Colonialism cannot be ignored, as the King said, and Labor cannot just blame the Tories.

This requires frank, sensible dialogue and firm assurances that Britain is not a historic enemy but an ally and friend who will support these small nations in their fight against existential threats such as climate change.

Because, contrary to popular belief on the left, the United Kingdom is not the evil imperialist as many Britons have come to think.

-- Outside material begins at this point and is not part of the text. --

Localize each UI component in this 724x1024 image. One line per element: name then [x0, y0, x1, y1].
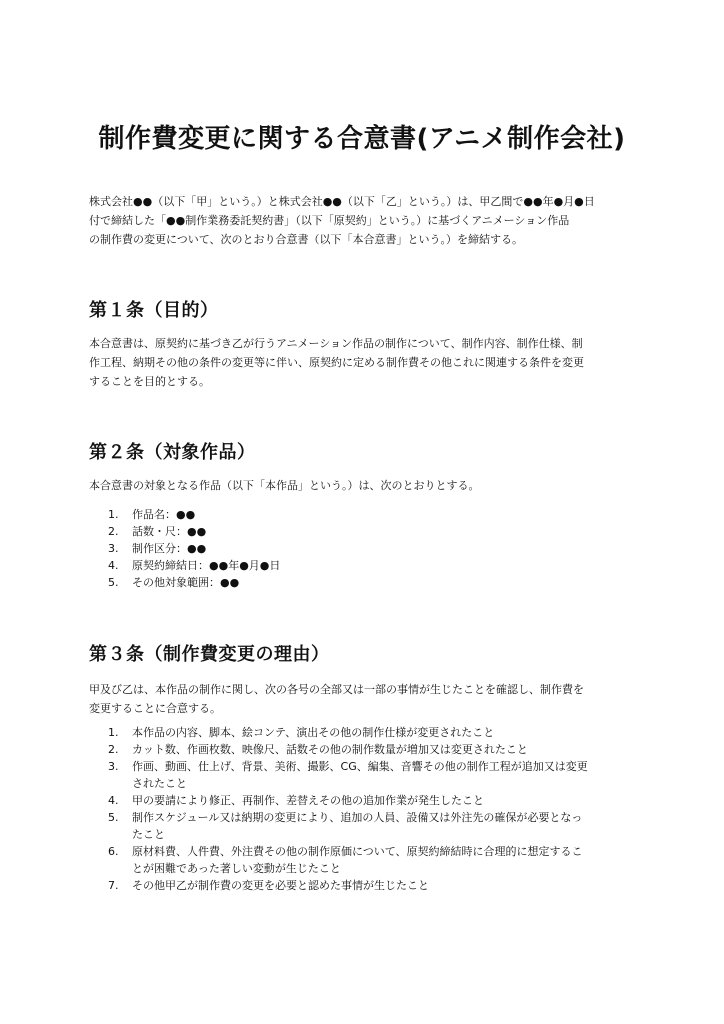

New research from leading think tank Policy Exchange shows a majority of Commonwealth citizens think Britain “does more good than harm” in the world, although this view is in the minority among Britons themselves -themselves.

The astonishing finding, which the Department of Health has seen in a major new report on the Commonwealth, reveals what Policy Exchange calls “a lack of national confidence in Britain’s historic contributions to human progress”. .

Polls around the world show that only 47 per cent of Britons believe the UK is “doing more good than harm”, compared to the majority view in Nigeria (51 per cent), and this proportion reached 59 percent in India. Perhaps Sir Keir’s advisers could whisper that in his ear before he raises another – very expensive – white flag.